Trabalhadores pedem melhores condições de trabalho e salários

Madri

Trabalhadores do maior centro de distribuição da Amazon na Espanha iniciaram greve de dois dias nesta quinta-feira (3), antes do tradicional dia de troca de presentes do Dia de Reis, em meio a uma campanha para melhores condições de trabalho e salários.

A greve, convocada pelas duas maiores centrais sindicais do país, CCOO e UGT, pode atingir a entrega de produtos comprados para o Dia de Reis, que marca o dia na tradição cristã em que os três reis magos levaram presentes para Jesus.

Setenta por cento dos funcionários da Amazon no centro de distribuição aderiram à greve, disse o representante da CCOO Douglas Harper; um porta-voz da Amazon negou a informação
Setenta por cento dos funcionários da Amazon no centro de distribuição aderiram à greve, disse o representante da CCOO Douglas Harper; um porta-voz da Amazon negou a informação - David Cerny/Reuters

"Estamos protestando faz um ano.
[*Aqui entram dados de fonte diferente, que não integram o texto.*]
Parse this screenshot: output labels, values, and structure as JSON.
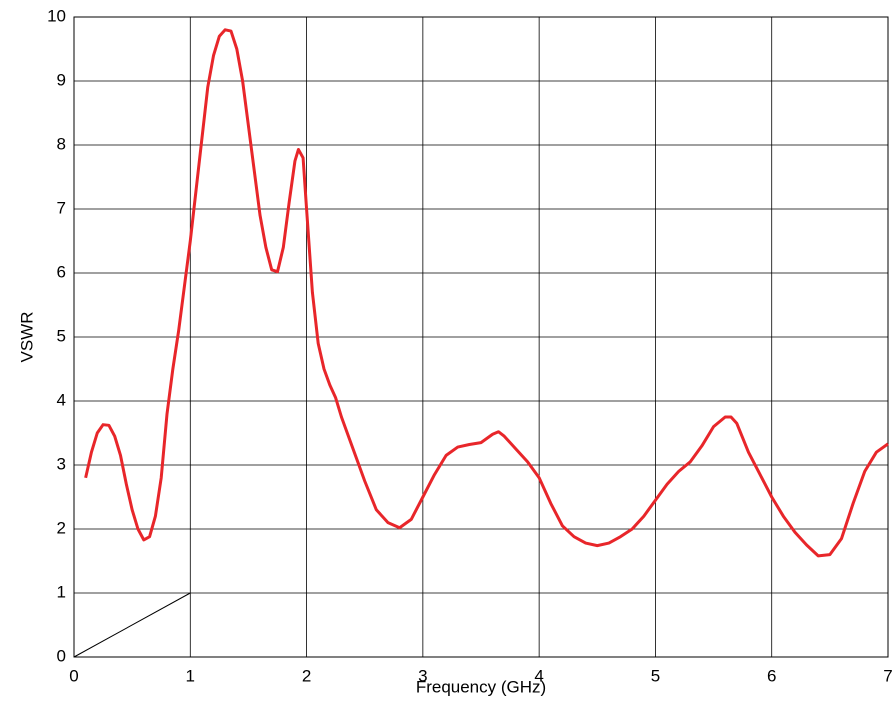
{
  "chart_data": {
    "type": "line",
    "x_label": "Frequency (GHz)",
    "y_label": "VSWR",
    "xlim": [
      0,
      7
    ],
    "ylim": [
      0,
      10
    ],
    "xticks": [
      0,
      1,
      2,
      3,
      4,
      5,
      6,
      7
    ],
    "yticks": [
      0,
      1,
      2,
      3,
      4,
      5,
      6,
      7,
      8,
      9,
      10
    ],
    "grid": true,
    "series": [
      {
        "color": "#e8262a",
        "x": [
          0.1,
          0.15,
          0.2,
          0.25,
          0.3,
          0.35,
          0.4,
          0.45,
          0.5,
          0.55,
          0.6,
          0.65,
          0.7,
          0.75,
          0.8,
          0.85,
          0.9,
          0.95,
          1.0,
          1.05,
          1.1,
          1.15,
          1.2,
          1.25,
          1.3,
          1.35,
          1.4,
          1.45,
          1.5,
          1.55,
          1.6,
          1.65,
          1.7,
          1.75,
          1.8,
          1.85,
          1.9,
          1.93,
          1.97,
          2.0,
          2.05,
          2.1,
          2.15,
          2.2,
          2.25,
          2.3,
          2.4,
          2.5,
          2.6,
          2.7,
          2.8,
          2.9,
          3.0,
          3.1,
          3.2,
          3.3,
          3.4,
          3.5,
          3.6,
          3.65,
          3.7,
          3.8,
          3.9,
          4.0,
          4.1,
          4.2,
          4.3,
          4.4,
          4.5,
          4.6,
          4.7,
          4.8,
          4.9,
          5.0,
          5.1,
          5.2,
          5.3,
          5.4,
          5.5,
          5.6,
          5.65,
          5.7,
          5.8,
          5.9,
          6.0,
          6.1,
          6.2,
          6.3,
          6.4,
          6.5,
          6.6,
          6.7,
          6.8,
          6.9,
          7.0
        ],
        "values": [
          2.8,
          3.2,
          3.5,
          3.63,
          3.62,
          3.45,
          3.15,
          2.7,
          2.3,
          2.0,
          1.83,
          1.88,
          2.2,
          2.8,
          3.8,
          4.5,
          5.1,
          5.8,
          6.5,
          7.3,
          8.1,
          8.9,
          9.4,
          9.7,
          9.8,
          9.78,
          9.5,
          9.0,
          8.3,
          7.6,
          6.9,
          6.4,
          6.05,
          6.02,
          6.4,
          7.1,
          7.75,
          7.93,
          7.8,
          7.0,
          5.7,
          4.9,
          4.5,
          4.25,
          4.05,
          3.75,
          3.25,
          2.75,
          2.3,
          2.1,
          2.02,
          2.15,
          2.5,
          2.85,
          3.15,
          3.28,
          3.32,
          3.35,
          3.48,
          3.52,
          3.45,
          3.25,
          3.05,
          2.8,
          2.4,
          2.05,
          1.88,
          1.78,
          1.74,
          1.78,
          1.88,
          2.0,
          2.2,
          2.45,
          2.7,
          2.9,
          3.05,
          3.3,
          3.6,
          3.75,
          3.75,
          3.65,
          3.2,
          2.85,
          2.5,
          2.2,
          1.95,
          1.75,
          1.58,
          1.6,
          1.85,
          2.4,
          2.9,
          3.2,
          3.33
        ]
      },
      {
        "color": "#000000",
        "x": [
          0,
          1
        ],
        "values": [
          0,
          1
        ]
      }
    ]
  }
}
Esta é a empresa mais rica do mundo e eles querem continuar lucrando retirando direitos dos trabalhadores", disse David Matarraz, funcionário da Amazon do lado de fora do galpão da companhia em Madri.

Empregados da Amazon na Alemanha e na Polônia também fizeram greves recentes, demandando melhores condições de trabalho.

Os trabalhadores da Amazon na Alemanha e Espanha entraram em greve dois meses atrás, durante a Black Friday, mas a companhia disse que não houve impacto nas encomendas dos clientes.

Setenta por cento dos funcionários da Amazon no centro de distribuição aderiram à greve, disse o representante da CCOO Douglas Harper. Um porta-voz da Amazon negou a informação, afirmando que a maior parte dos funcionários do galpão estava trabalhando nesta quinta-feira.

Os funcionários do centro de distribuição em Madri ganham um mínimo de 19.300 euros por ano, disse o porta-voz. O salário mínimo na Espanha é de 1.050 euros por mês.